Frank C. Whitmore and Nicholas Hotton, in their joint tongue-in-cheek response to an article in Smithsonian Magazine, expounded the taxonomy of sidehill gougers (Membriinequales declivitous), noting in particular "the sidehill dodger, which inhabits the Driftless Area of Wisconsin; the dextrosinistral limb ratio approaches unity although the metapodials on the downhill side are noticeably stouter." A special award, the Order of the Sidehill Gouger, is awarded to worthy members for hard and long standing volunteer efforts by the Alberta Group of the Royal Canadian Air Force Association.

==In popular culture==
- "Deadhead Mile" (2016) by K.N. Johnson (included in the anthology A Journey of Words) suggest gougers to be the culprits behind ski trails with dead ends.

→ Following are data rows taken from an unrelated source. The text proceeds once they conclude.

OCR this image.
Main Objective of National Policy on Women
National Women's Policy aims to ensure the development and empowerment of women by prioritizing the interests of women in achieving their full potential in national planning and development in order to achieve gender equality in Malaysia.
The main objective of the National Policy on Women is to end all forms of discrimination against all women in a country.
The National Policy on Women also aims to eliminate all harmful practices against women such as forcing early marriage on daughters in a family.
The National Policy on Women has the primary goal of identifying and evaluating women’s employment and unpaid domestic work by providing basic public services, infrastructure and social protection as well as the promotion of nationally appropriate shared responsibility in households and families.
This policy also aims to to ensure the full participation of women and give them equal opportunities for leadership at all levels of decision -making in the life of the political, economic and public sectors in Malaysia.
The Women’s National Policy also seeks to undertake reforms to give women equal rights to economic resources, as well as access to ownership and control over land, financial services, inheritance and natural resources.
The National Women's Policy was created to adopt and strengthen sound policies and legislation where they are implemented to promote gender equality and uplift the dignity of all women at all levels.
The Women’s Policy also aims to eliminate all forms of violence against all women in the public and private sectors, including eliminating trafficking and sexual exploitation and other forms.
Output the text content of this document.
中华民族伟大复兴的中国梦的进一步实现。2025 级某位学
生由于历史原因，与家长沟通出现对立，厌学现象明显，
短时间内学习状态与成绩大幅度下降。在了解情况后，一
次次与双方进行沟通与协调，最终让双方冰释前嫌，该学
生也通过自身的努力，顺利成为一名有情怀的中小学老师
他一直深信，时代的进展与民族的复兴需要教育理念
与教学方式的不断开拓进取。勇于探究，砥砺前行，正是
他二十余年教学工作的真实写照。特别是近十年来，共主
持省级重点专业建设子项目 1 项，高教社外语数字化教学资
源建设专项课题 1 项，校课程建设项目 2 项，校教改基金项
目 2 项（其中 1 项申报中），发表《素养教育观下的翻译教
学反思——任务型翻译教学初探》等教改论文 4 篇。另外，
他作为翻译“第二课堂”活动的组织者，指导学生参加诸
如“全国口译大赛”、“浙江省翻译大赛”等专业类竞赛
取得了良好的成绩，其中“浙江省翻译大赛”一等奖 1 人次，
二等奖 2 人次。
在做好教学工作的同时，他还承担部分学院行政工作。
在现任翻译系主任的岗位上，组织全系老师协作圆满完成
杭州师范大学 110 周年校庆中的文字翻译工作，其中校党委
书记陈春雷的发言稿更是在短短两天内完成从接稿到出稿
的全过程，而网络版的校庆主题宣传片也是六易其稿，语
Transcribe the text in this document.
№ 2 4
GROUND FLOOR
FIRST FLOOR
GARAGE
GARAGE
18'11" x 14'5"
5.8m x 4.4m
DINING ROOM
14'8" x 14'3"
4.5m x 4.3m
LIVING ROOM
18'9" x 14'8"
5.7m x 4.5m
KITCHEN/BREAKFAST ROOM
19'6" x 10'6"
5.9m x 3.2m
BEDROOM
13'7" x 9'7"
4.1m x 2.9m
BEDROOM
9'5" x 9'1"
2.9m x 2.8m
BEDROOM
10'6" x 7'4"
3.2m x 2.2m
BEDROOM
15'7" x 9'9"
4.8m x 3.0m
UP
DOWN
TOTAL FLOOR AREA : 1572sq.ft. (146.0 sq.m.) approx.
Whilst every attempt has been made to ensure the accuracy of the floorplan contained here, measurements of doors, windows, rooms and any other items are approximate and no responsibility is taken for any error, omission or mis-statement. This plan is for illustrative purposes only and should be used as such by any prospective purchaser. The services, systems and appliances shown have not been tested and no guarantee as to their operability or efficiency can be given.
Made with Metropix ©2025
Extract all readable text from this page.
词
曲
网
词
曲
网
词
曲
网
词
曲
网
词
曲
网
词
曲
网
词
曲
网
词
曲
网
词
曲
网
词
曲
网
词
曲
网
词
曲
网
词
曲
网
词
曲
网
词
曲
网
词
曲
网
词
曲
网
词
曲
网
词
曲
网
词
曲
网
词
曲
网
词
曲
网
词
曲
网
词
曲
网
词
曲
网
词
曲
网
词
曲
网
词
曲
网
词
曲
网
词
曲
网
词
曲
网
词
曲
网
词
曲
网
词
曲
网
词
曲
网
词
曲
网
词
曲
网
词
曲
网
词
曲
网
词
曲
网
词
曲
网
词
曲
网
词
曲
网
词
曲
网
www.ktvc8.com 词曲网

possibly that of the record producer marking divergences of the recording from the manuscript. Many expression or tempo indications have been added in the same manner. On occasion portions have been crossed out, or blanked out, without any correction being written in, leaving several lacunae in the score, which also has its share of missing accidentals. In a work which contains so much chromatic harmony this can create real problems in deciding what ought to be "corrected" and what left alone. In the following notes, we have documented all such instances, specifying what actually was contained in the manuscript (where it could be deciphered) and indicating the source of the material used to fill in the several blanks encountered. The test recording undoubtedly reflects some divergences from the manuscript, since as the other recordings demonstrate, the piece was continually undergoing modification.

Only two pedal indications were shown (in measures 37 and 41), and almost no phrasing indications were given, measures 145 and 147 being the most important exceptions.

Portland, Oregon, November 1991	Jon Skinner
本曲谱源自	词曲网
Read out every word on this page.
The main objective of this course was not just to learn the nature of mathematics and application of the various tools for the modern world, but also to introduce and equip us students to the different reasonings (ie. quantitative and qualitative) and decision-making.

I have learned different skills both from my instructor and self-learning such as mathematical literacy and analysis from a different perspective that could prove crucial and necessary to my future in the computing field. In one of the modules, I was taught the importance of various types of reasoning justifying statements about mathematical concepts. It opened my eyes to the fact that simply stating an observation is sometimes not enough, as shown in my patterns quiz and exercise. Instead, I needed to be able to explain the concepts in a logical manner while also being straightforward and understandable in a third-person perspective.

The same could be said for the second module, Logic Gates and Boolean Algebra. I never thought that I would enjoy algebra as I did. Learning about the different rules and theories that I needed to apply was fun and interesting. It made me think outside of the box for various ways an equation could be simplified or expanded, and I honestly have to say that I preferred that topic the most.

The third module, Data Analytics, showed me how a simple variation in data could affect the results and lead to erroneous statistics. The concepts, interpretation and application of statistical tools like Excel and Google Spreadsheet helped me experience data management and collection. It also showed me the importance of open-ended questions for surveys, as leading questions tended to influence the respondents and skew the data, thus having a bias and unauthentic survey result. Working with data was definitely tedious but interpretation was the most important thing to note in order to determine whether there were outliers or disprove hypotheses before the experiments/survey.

- Sidehill Gouger (2009) by Canned Games is a puzzle game on Xbox Live for Xbox 360, featuring a young boy hunting the sidehill gougers of his grandfather's stories.
- Storyteller John Dashney featured the sidehill gouger (referred to as the "sidehill wowser") in a story supposedly about his grandfather, who specialized in hunting the creatures to the point of stretching his hounds' legs to help them chase the creatures better along hillsides. The story details an encounter in which his grandfather stumbled across two gougers at a time, resulting in a harrowing spiral chase up a hill until the opposite-oriented creatures crashed into one another, solving his problem.
- In McBroom's Zoo by Sid Fleischman a Sidehill Gouger is one of the fantastic animals Josh McBroom exhibits in his zoo to raise money for the recovery of his farm after the topsoil was carried off by a tornado.